O que começou com a alta dos preços controlados do leite se transformou em um verdadeiro tsunami. As grandes empresas aproveitaram o aumento dos preços dos produtos lácteos controlados e anunciaram uma onda de aumentos de preços em taxas entre 5% a 10%. Empresas e importadores estão elevando os preços ainda mais, em até 25%. Nos últimos dias, o tsunami se espalhou para cafés e restaurantes, a indústria de sorvetes caseiros, sorveterias, pizzarias e confeitarias.
Além de produtos, os serviços básicos estão em plena ascensão. Um deles é o preço das creches para crianças de 0-3 anos – a única parte da educação básica em Israel que não é gratuita. Manter um filho na creche pode custar até 5 mil shekels (R$ 6,7 mil) por mês! Os pais mais jovens há anos pedem para que o Ministério da Educação se responsabilize também por essa faixa etária.
Aliás, essa foi a principal promessa de campanha de Netanyahu – e não adianta que seus porta-vozes tentem convencer o público que a campanha focou na reforma judicial. O que as pessoas querem é prover para suas famílias e não passar por problemas financeiros. Netanyahu tentou, há uma semana, dar descontos em impostos para pais de crianças de 0 a 3 anos. Mas a iniciativa foi considerada ridícula por quem esperava que as creches passassem a ser integralmente gratuitas.
Três quartos da sociedade israelense (75%) acreditam que o governo deve primeiro abordar a situação socioeconômica em Israel e não a reforma judicial, de acordo com o índice socioeconômico anual da Fundação Berl Katznelson, publicado há duas semanas. Só 19% acreditam que a reforma judicial deveria ser prioridade.

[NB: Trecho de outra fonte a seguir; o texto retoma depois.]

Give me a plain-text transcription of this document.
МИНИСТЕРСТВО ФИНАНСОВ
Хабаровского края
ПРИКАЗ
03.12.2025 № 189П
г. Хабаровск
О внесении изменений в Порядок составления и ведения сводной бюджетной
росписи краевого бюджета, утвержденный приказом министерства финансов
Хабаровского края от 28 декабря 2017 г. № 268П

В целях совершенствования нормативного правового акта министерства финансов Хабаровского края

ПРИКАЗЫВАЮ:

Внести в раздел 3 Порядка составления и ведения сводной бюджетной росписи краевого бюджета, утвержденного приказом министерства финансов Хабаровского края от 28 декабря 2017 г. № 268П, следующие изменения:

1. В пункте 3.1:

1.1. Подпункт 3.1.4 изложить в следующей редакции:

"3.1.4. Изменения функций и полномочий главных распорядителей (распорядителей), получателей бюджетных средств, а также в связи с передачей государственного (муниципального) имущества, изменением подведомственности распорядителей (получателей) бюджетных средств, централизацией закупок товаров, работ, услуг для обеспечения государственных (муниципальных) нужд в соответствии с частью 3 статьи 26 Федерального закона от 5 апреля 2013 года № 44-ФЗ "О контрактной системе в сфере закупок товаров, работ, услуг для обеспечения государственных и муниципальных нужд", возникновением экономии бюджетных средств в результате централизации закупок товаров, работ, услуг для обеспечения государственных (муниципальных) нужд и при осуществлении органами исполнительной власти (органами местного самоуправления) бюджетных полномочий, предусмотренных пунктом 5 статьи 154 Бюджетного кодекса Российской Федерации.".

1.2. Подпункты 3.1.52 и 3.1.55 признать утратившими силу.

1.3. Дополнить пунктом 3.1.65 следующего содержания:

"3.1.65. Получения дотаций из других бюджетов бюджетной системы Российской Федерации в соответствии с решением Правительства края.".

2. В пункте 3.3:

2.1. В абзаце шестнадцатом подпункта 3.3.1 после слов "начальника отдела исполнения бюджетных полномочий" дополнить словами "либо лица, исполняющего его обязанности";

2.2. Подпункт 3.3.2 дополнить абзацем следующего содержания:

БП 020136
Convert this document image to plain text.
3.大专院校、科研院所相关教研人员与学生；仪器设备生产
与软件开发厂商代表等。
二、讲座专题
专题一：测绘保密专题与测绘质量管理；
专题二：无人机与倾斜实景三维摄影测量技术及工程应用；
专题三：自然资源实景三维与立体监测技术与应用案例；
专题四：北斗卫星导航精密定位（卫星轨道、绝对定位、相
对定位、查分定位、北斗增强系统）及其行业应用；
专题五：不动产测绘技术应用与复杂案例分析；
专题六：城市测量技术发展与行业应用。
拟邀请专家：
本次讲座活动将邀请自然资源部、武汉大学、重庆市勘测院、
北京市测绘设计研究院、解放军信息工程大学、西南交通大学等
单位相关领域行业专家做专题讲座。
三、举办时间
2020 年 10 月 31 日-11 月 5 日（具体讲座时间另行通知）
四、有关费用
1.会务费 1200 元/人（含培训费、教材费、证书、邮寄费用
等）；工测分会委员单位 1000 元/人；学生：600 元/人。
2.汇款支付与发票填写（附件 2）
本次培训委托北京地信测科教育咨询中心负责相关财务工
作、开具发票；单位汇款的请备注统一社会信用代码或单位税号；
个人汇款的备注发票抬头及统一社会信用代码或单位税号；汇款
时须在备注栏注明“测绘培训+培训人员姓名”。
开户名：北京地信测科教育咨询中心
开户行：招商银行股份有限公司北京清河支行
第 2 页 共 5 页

Entre os israelenses seculares, a porcentagem de pessoas que acreditam que a crise econômica deve ser uma prioridade é 92%. Até entre os que votaram nos partidos da coalizão a situação é clara: 61,5% acham que o governo deveria primeiro abordar a situação socioeconômica antes da reforma judicial. Além disso, 76% do público acha que o Estado de Israel deveria investir mais recursos em serviços de saúde, segurança, educação, bem-estar social e transporte público.
Os israelenses se perguntam: onde está o governo? Onde estão os ministros, as autoridades que deveriam lidar com tudo isso? A impressão que dá é que o país está congelado e foi sequestrado por um punhado de radicais que têm apenas uma obsessão: enfraquecer a democracia.
Netanyahu, no entanto, não chega a ser totalmente um deles. Ele, sim, gostaria de obter algum ganho jurídico que o salvasse de seus indiciamentos por corrupção. Mas, acima de tudo, ele é um político que gosta de ser popular. E ver seu partido caindo tanto nas pesquisas e seu legado sendo corrompido nacional e internacionalmente é demais para ele.
O conflito com Gaza pode dar uma sobrevida a Netanyahu, que sempre sabe lidar com esse tipo de conflito externo. A ideia é demonstrar força e aproveitar a união da população em momentos como esse para estabelecer sua liderança. Quem sabe, apesar da péssima notícia de mais essa rodada de conflito, Netanyahu entenda que a reforma judicial é coisa do passado.